What really helped me was running spice models of simple preamps with frequency response plots. 5spice is free and easy to use, and there are plenty of others.

BTW, electronics gurus please feel free to correct any errors in what I've said.

Apologies if anyone else already addressed this above, but:

A piezo looks like a capacitor, so it reacts to cable length differently than a magnetic pickup, which is a great big inductor.

Specifically, a long cable just reduces the piezo's output voltage without altering its tone, because the cable is just another load of capacitance shunting the piezo's own.

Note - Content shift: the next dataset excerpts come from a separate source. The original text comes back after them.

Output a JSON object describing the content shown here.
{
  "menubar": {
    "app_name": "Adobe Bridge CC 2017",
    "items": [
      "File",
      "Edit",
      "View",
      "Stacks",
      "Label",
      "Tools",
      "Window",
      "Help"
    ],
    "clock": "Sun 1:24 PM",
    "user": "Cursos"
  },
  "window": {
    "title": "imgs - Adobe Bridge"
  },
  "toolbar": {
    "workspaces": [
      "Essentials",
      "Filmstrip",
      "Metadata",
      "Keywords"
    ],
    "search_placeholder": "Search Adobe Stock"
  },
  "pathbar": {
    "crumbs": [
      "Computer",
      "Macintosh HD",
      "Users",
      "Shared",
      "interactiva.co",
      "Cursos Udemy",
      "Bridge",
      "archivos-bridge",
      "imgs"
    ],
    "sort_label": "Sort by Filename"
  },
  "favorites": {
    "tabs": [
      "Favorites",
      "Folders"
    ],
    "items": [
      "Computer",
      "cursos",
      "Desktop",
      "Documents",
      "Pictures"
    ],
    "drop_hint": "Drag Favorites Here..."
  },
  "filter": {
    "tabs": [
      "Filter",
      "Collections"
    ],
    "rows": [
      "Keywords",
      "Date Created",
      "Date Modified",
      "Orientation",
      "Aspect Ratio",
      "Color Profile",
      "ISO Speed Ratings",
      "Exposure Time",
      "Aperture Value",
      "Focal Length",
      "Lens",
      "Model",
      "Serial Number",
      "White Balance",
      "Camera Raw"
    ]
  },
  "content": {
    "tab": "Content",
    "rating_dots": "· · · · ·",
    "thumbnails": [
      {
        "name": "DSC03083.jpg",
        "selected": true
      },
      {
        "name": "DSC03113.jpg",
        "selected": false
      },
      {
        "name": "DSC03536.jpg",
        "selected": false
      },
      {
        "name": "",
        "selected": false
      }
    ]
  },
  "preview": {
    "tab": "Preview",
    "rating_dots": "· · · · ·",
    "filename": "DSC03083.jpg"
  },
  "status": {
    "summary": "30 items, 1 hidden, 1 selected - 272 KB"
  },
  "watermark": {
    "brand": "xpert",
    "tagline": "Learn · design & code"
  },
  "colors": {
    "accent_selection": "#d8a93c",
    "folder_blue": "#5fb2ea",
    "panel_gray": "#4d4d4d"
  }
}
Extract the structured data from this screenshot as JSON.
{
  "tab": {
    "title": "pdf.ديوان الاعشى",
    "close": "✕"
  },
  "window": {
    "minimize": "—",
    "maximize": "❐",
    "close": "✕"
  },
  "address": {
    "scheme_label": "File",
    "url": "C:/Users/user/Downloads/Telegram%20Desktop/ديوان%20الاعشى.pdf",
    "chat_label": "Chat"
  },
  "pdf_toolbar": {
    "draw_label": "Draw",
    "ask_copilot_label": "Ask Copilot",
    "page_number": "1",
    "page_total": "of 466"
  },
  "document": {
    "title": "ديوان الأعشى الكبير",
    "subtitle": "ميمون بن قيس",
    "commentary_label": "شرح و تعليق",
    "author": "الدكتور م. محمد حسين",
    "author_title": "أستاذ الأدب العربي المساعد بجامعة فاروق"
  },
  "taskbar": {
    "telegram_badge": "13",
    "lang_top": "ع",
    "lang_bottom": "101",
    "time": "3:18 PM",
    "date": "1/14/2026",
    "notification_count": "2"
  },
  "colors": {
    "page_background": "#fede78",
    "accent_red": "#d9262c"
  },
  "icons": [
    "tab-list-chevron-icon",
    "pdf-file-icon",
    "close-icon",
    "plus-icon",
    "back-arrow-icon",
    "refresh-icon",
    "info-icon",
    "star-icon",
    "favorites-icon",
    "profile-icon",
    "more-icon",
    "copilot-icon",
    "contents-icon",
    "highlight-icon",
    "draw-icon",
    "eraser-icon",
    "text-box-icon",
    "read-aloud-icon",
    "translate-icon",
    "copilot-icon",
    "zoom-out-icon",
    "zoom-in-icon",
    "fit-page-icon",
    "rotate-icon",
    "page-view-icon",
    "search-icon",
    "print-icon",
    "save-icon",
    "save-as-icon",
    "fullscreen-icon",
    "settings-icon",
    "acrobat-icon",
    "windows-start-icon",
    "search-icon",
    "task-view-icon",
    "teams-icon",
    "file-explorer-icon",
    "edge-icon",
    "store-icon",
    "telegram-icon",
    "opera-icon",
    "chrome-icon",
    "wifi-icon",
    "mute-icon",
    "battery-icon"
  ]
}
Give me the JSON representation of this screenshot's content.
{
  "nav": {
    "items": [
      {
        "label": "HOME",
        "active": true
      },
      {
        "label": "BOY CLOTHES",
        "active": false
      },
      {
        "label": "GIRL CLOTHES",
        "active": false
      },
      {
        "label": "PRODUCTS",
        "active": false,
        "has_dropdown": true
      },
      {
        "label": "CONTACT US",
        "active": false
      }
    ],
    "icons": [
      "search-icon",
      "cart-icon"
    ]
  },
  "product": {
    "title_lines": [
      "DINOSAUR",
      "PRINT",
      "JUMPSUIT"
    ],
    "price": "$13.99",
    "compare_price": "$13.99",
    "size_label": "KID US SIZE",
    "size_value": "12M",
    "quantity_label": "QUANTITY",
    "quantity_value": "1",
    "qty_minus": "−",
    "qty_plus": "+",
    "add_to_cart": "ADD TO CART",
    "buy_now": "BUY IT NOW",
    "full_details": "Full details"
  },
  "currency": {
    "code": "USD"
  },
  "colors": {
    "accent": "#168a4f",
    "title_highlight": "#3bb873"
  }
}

Too low input resistance on the preamp is what kills bass.

I do not quite understand "equalizer pedal feeding preamp".

Please get terminology right and draw up your exact signal path in a block by block diagram and figure out just what is going to be in the instrument and what is going to be off-board.

For instance, piezo>buffer>cable>EQ? Why the EQ? Where are your various stages of preamplification? What are the source and load impedances from one stage to the next?

Don't put in more stuff than you absolutely need. I've seen too many piezo-based systems where the only reason why EQ is needed is because the basic impedance matching is screwy from the get-go. I've seen a lot of instrument to amp signal chains that have so much crap that isn't needed that you can't even hear how good the pickup may be...and that includes a lot of active magnetic pickup-equipped instruments. There's nothing quite like inappropriate electronics to screw up a decent pickup and instrument. Just look at Yamaha and Takamine. The Tak acoustic pickups are frighteningly good...if you junk the electronics and substitute a high head room buffer. But they do a great job of f...ing up a good pickup design by adding too many bells and whistles.

EQ in general is way overused. EQ in the instrument, EQ in an off-board preamp or amplifier, EQ on a PA channel, EQ on the PA master....that's four stages of EQ in a typical system. What is the purpose of each stage? Can you get rid of any of it? What are you EQing? The instrument? The PA or amplifier speakers? The room? (which is a losing game anyway...)... Are you boosting bass in one place and cutting it in another?

What you really want is pickups and instruments that sound good flat. If you need to EQ a pickup to make it sound good, then the pickup is at fault.

^ I couldn't agree more. Also, with active onboard EQ and pedal based stuff you've got a practical current draw limit set by the battery. Really high headroom and low noise EQ draws a lot of current so battery life would be very short. IMO you're best off with a buffer that immediately sounds good, then the least EQ possible via a nice channel strip or outboard pre, something not designed around getting 6+ months out of a 9v battery.